TEMPO Interaktif, Jakarta - Pemerintah diminta meminta maaf kepada publik dan rakyat Papua terkait kejadian penyerbuan aparat terhadap peserta Kongres Papua III di Padang Bulan, Abepura, 19 Oktober 2011. "Luar biasa jika pemerintah mau meminta maaf," kata Direktur Institut Dialog Antar-Iman di Indonesia, Elga Joan Sarapung, di Jakarta, Minggu, 6 November 2011.
Koordinator Komisi untuk Orang Hilang dan Korban Tindak Kekerasan (Kontras) Usman Hamid menilai, jika pemerintah bersedia meminta maaf, pasti akan berimbas positif bagi citra pemerintah di mata publik. Permintaan maaf itu diklaim ampuh untuk menyikapi kekeliruan yang dilakukan pemerintah dalam menyikapi Kongres Papua III.
"Permintaan maaf itu sebagai bentuk pengakuan pemerintah bahwa mereka salah, bukan karena kejadian yang telah terjadi," kata Usman. "Tapi tetap harus ada hukumannya, yang adil tentu saja."

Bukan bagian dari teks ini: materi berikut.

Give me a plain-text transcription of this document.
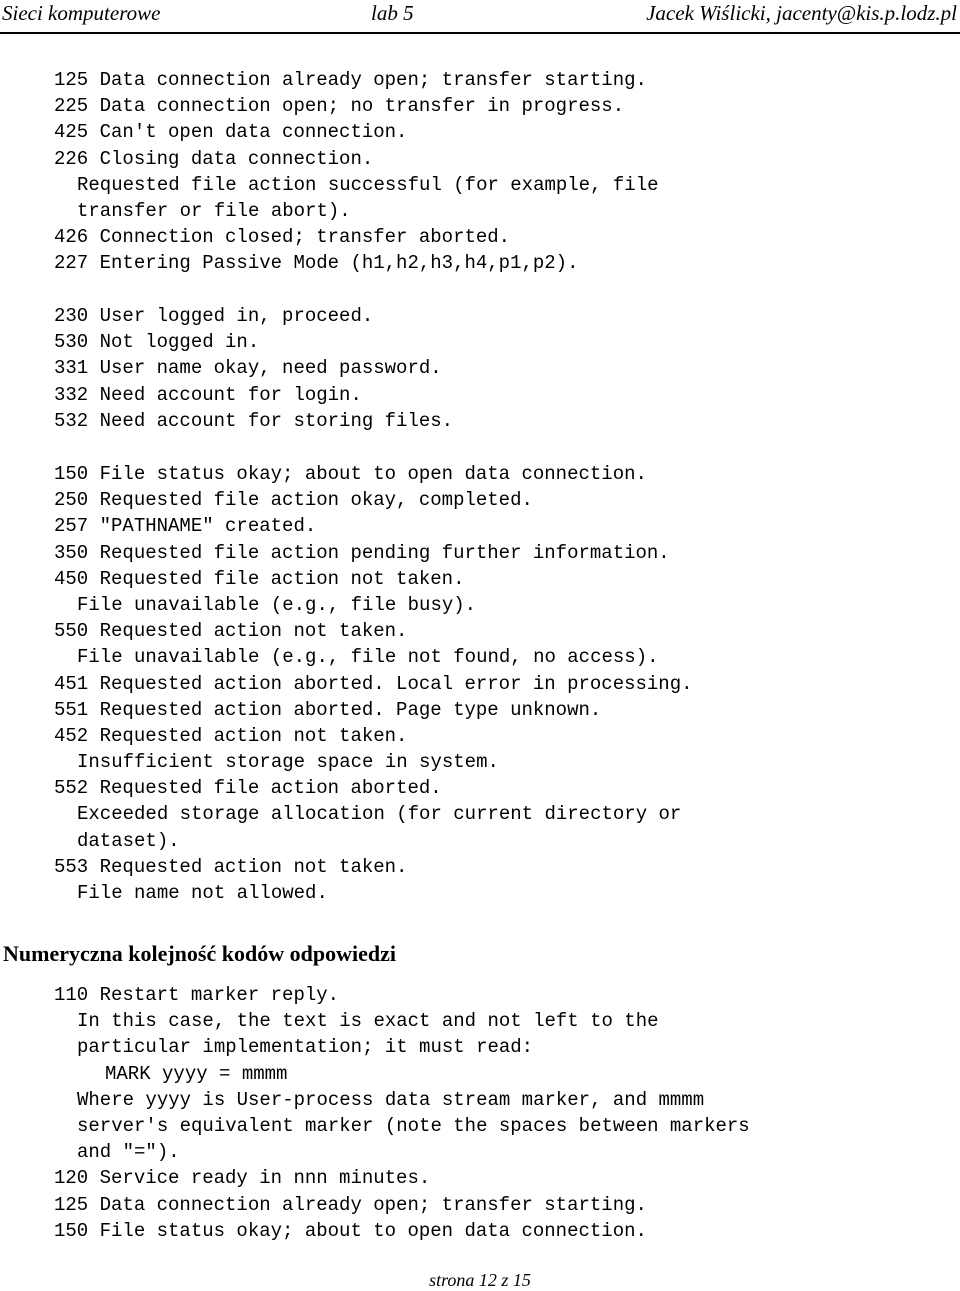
Sieci komputerowe	lab 5	Jacek Wiślicki, jacenty@kis.p.lodz.pl
125 Data connection already open; transfer starting.
225 Data connection open; no transfer in progress.
425 Can't open data connection.
226 Closing data connection.
Requested file action successful (for example, file
transfer or file abort).
426 Connection closed; transfer aborted.
227 Entering Passive Mode (h1,h2,h3,h4,p1,p2).
230 User logged in, proceed.
530 Not logged in.
331 User name okay, need password.
332 Need account for login.
532 Need account for storing files.
150 File status okay; about to open data connection.
250 Requested file action okay, completed.
257 "PATHNAME" created.
350 Requested file action pending further information.
450 Requested file action not taken.
File unavailable (e.g., file busy).
550 Requested action not taken.
File unavailable (e.g., file not found, no access).
451 Requested action aborted. Local error in processing.
551 Requested action aborted. Page type unknown.
452 Requested action not taken.
Insufficient storage space in system.
552 Requested file action aborted.
Exceeded storage allocation (for current directory or
dataset).
553 Requested action not taken.
File name not allowed.
Numeryczna kolejność kodów odpowiedzi
110 Restart marker reply.
In this case, the text is exact and not left to the
particular implementation; it must read:
MARK yyyy = mmmm
Where yyyy is User-process data stream marker, and mmmm
server's equivalent marker (note the spaces between markers
and "=").
120 Service ready in nnn minutes.
125 Data connection already open; transfer starting.
150 File status okay; about to open data connection.
strona 12 z 15
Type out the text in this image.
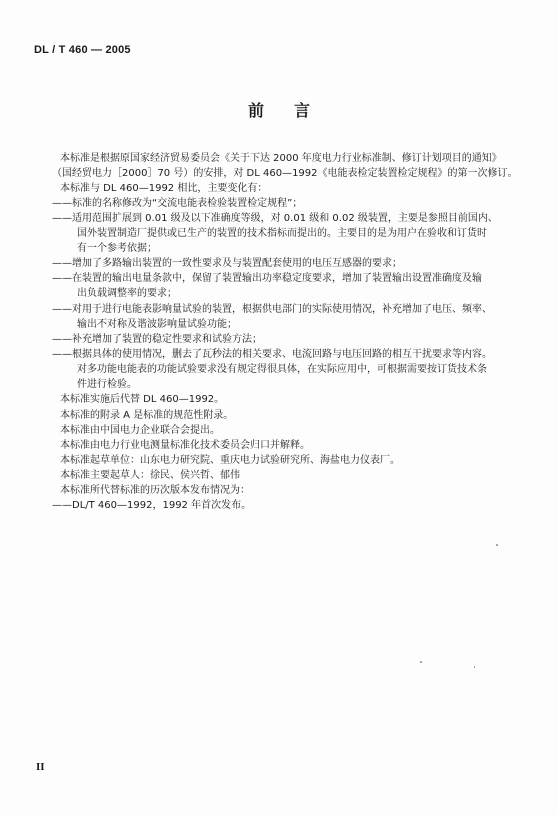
DL / T 460 — 2005
前言
本标准是根据原国家经济贸易委员会《关于下达 2000 年度电力行业标准制、修订计划项目的通知》
（国经贸电力［2000］70 号）的安排，对 DL 460—1992《电能表检定装置检定规程》的第一次修订。
本标准与 DL 460—1992 相比，主要变化有：
——标准的名称修改为“交流电能表检验装置检定规程”；
——适用范围扩展到 0.01 级及以下准确度等级，对 0.01 级和 0.02 级装置，主要是参照目前国内、
国外装置制造厂提供或已生产的装置的技术指标而提出的。主要目的是为用户在验收和订货时
有一个参考依据；
——增加了多路输出装置的一致性要求及与装置配套使用的电压互感器的要求；
——在装置的输出电量条款中，保留了装置输出功率稳定度要求，增加了装置输出设置准确度及输
出负载调整率的要求；
——对用于进行电能表影响量试验的装置，根据供电部门的实际使用情况，补充增加了电压、频率、
输出不对称及谐波影响量试验功能；
——补充增加了装置的稳定性要求和试验方法；
——根据具体的使用情况，删去了瓦秒法的相关要求、电流回路与电压回路的相互干扰要求等内容。
对多功能电能表的功能试验要求没有规定得很具体，在实际应用中，可根据需要按订货技术条
件进行检验。
本标准实施后代替 DL 460—1992。
本标准的附录 A 是标准的规范性附录。
本标准由中国电力企业联合会提出。
本标准由电力行业电测量标准化技术委员会归口并解释。
本标准起草单位：山东电力研究院、重庆电力试验研究所、海盐电力仪表厂。
本标准主要起草人：徐民、侯兴哲、郁伟
本标准所代替标准的历次版本发布情况为：
——DL/T 460—1992，1992 年首次发布。
II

Penyerbuan aparat ke Kongres Papua III dikecam sejumlah kalangan. Komisi Nasional Hak Asasi Manusia bahkan menyebut aparat keamanan telah melakukan pelanggaan HAM berat. Hal itu, kata Ketua Komnas HAM Ifdhal Kasim, terlihat dari adanya penyiksaan dan penembakan dalam peristiwa itu.
Berdasar keterangan sejumlah saksi kepada Komnas, aparat bersenjata lengkap dari kesatuan Kepolisian RI dan TNI sudah bersiaga di luar arena Kongres pada 19 Oktoberm pukul 09.00 WITA. Pada pukul 15.00, atau dua jam setelah kongres berakhir, terdengar rentetan tembakan yang membuat peserta di area kongres, kocar-kacir.
Baca Juga:
Tiga orang akibat kejadian ini, tewas. Yaitu Demianus Daniel Kadepa, 23 tahun, Yakobus Samonsbara, 48 tahun, dan Max Asa Yeuw, 33 tahun. Tubuh ketiganya ditemukan tergeletak di luar area kongres. Selain itu, seorang ibu rumah tangga juga terkena tembakan di paha, dan menyebabkannya terjatuh ke parit.
Johan Effendi dari Jaringan Antar-Iman menilai, masalah di Papua bukan semata-mata konflik warga, tapi juga masalah kemanusiaan. "Pendekatan militeristik tidak dibenarkan dengan alasan apapun. Semoga ke depannya bisa kembali menggunakan pendekatan yang manusiawi," ujarnya.